Working in the United Nations General Assembly, the United Nations Conference on Trade and Development (UNCTAD), and other forums dealing with the North-South problem, Japan has been actively participating in discussions which seek solutions to such problems as commodity price stability, trade, structural adjustment, accumulated debts, and currency and finance.

In April this year, Tokyo was the site for the fortieth session of the United Nations Economic and Social Commission for Asia and the Pacific (ESCAP). Japan is devoted to making further efforts for the solution of Asia-Pacific problems in cooperation with other countries.

Respect for humanity is an important element in all of Japan's diplomatic efforts. In stark contrast to the peace and prosperity Japan enjoys today, there has recently been an enormous outflow of refugees in such areas as Indochina and Afghanistan. In Africa, the problem of refugees from wars and internal disturbances has been exacerbated by an unprecedented drought which has caused serious hunger and starvation for some 150 million people.
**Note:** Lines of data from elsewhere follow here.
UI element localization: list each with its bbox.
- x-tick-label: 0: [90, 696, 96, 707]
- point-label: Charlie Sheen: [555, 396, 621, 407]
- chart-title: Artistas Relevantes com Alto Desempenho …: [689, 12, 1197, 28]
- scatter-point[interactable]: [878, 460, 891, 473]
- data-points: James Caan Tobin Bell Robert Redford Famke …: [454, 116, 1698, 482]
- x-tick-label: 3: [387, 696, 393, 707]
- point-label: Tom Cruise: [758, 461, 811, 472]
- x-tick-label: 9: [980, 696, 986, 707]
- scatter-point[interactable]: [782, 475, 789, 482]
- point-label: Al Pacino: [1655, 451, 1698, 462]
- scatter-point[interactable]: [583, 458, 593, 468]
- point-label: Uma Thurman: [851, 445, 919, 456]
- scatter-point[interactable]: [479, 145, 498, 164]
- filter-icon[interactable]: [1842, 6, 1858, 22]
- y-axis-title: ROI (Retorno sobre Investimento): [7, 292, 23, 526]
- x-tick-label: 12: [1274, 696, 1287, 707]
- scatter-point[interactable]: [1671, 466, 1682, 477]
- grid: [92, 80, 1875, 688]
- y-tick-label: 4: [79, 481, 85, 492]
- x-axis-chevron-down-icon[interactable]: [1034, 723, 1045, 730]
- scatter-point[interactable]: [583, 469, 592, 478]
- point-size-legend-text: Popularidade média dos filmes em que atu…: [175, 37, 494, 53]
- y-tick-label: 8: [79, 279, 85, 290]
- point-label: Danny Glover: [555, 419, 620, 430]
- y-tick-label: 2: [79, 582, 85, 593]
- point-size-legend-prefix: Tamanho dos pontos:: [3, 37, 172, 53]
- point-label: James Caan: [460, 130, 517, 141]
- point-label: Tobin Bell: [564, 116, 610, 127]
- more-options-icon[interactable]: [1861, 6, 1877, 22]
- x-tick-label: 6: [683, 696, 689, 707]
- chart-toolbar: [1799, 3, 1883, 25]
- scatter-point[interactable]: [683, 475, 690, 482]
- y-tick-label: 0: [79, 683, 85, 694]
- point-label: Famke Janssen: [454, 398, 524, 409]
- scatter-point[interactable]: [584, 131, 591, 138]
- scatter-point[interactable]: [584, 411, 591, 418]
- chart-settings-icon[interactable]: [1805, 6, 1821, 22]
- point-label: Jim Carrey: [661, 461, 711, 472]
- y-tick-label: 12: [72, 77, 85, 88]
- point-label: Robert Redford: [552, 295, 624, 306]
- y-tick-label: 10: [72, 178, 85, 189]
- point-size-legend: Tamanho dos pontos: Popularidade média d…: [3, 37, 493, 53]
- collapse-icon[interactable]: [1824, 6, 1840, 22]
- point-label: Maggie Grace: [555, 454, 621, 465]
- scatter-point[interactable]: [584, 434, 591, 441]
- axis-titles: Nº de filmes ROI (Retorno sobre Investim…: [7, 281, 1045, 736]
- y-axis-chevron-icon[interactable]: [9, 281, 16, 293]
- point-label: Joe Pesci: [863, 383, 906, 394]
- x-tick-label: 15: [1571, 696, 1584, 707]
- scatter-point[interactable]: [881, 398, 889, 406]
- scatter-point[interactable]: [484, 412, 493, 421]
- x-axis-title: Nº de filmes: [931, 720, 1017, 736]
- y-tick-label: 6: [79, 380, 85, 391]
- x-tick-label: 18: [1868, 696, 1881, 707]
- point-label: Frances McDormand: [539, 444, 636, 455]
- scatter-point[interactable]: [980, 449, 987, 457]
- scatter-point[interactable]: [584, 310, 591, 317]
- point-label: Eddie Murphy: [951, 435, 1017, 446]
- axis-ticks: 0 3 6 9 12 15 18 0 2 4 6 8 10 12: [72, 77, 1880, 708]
The threat to humanity is just as great as in any war. These refugees desparately need emergency food supplies and other humanitarian aid. Furthermore, because of the tangled causes of the problems and the importance of preventing their prolongation, fundamental measures must be taken in cooperation with other countries and international organizations. The government of Japan has been seeking actively to cope with these problems by supporting proposals put forth by the United Nations for comprehensive measures concerning the African food crisis and by extending food aid and technical assistance. At the same time, the government has called on the private sector for its support and cooperation. A growing number of private organizations have been involved in assistance activities, and it is hoped that the various sectors of society will continue to promote such international cooperation.